The grey portrait

Billie is sitting on a navy blue wood-chipped bench and tea is dribbling from her mouth, little by little the entire contents of her forest green paper cup is falling into her lap and there is now a puddle of saliva infested tea soaking through her grey trousers. Her head is raised, poised in the air, watching the old man with the colour grey painted between his wrinkles. Billies eyes bore into his, following Point A to Point B of the sunken yellow valley below his eyes. There are sprinkles and sprinkles of tiny grey hairs resting above his lips; Billie does not know if it is the remnants of a moustache or if it has fallen from his nose.

Billie now stares at all of the man she can see in front her, looking beyond the grey portrait and drilling her eyes into his past life, the life that is living behind every orange white patch of skin, the life that his hidden behind his freckled forehead, behind his tired eyes. Billie closes her eyes for a long moment and creates a moving picture of his life: a man and a woman kissing, tongues drenched spit clinging to each other tightly.

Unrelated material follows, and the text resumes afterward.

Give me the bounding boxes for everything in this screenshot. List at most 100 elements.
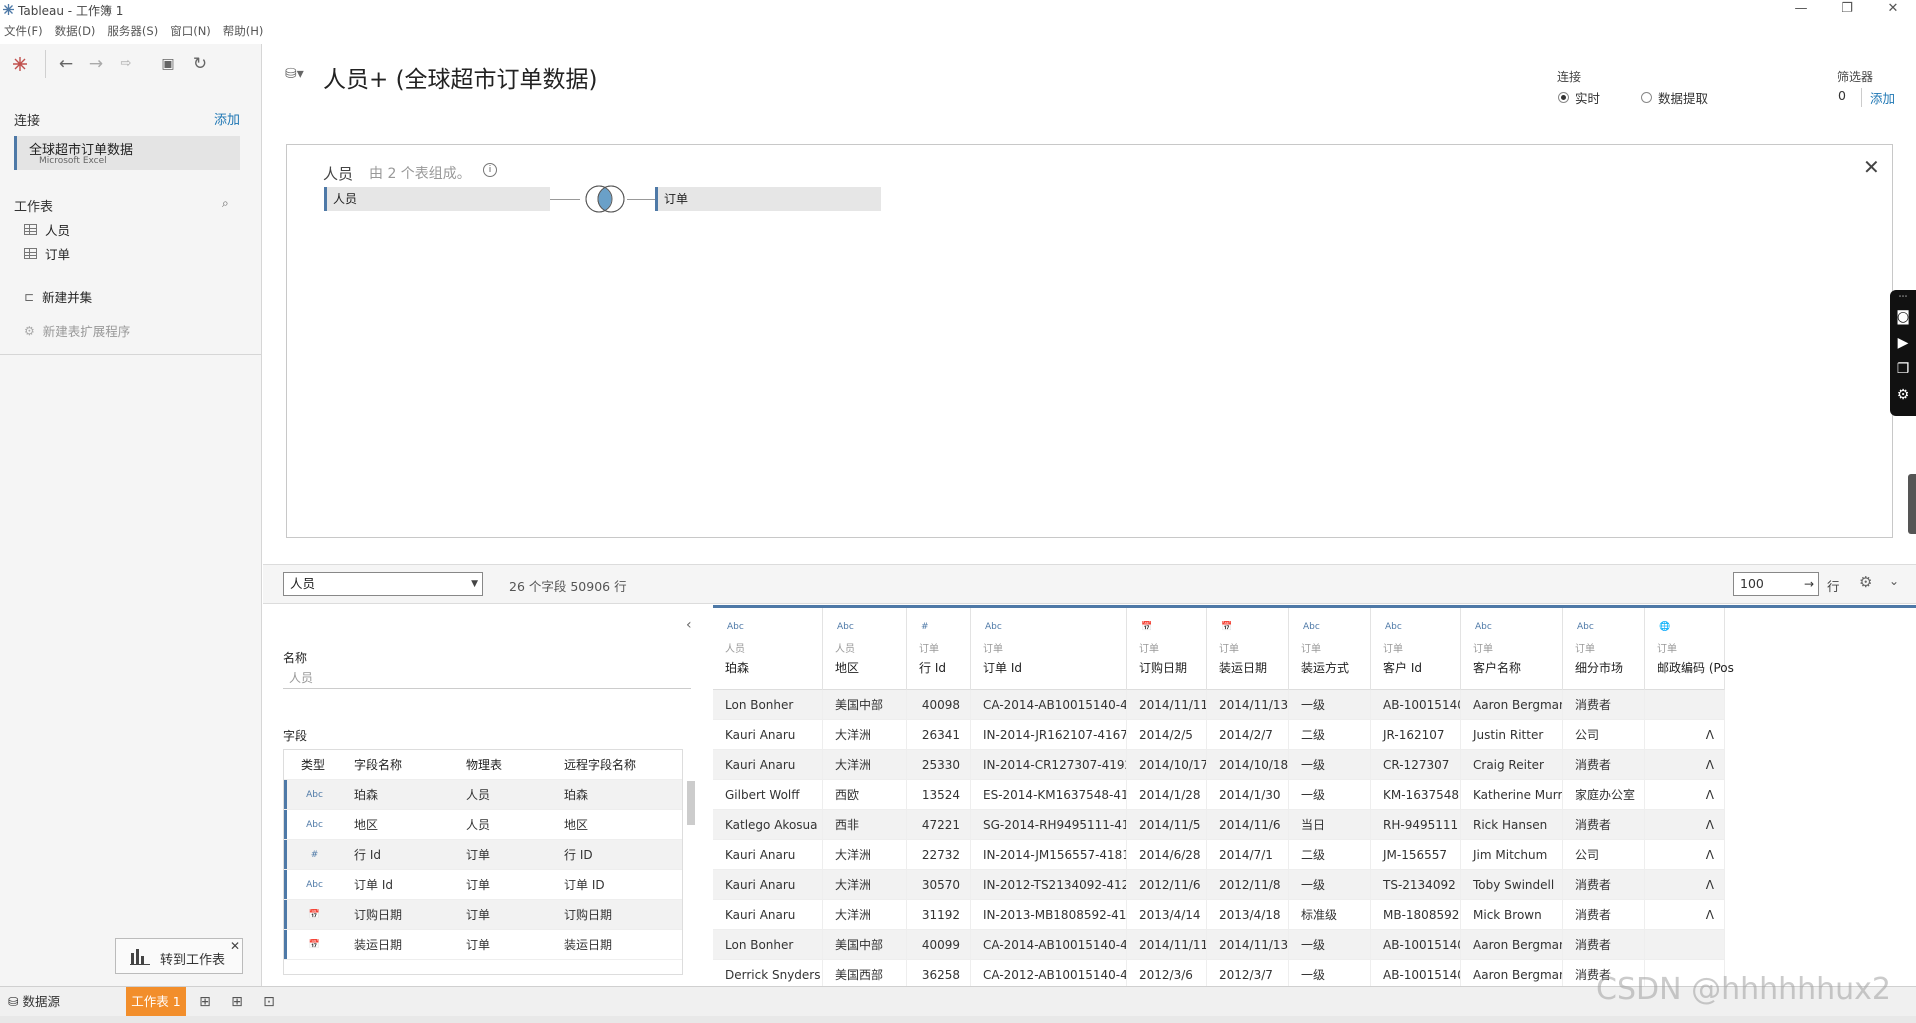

The woman is sighing, squeezing his back repeatedly and waiting for his arms to embrace her body – he does not and instead remains rooted to the ground, hands glued to his sides, only tongue moving.

The old man stands, he waits for only a moment and walks away from the navy blue wood-chipped bench. Billie sees the loneliness painted on the grey portrait and sighs, the old man’s past life still tiptoeing across her mind. She wonders who he is and who the girl was, she wonders if he ever did fully embrace her, fully move with her body, fully love her, fully kiss her. She wonders too much for a person who does not know the old man’s name. The forest green paper cup falls carelessly to floor and Billie begins to dab at the puddle of tea soaking through her grey trousers.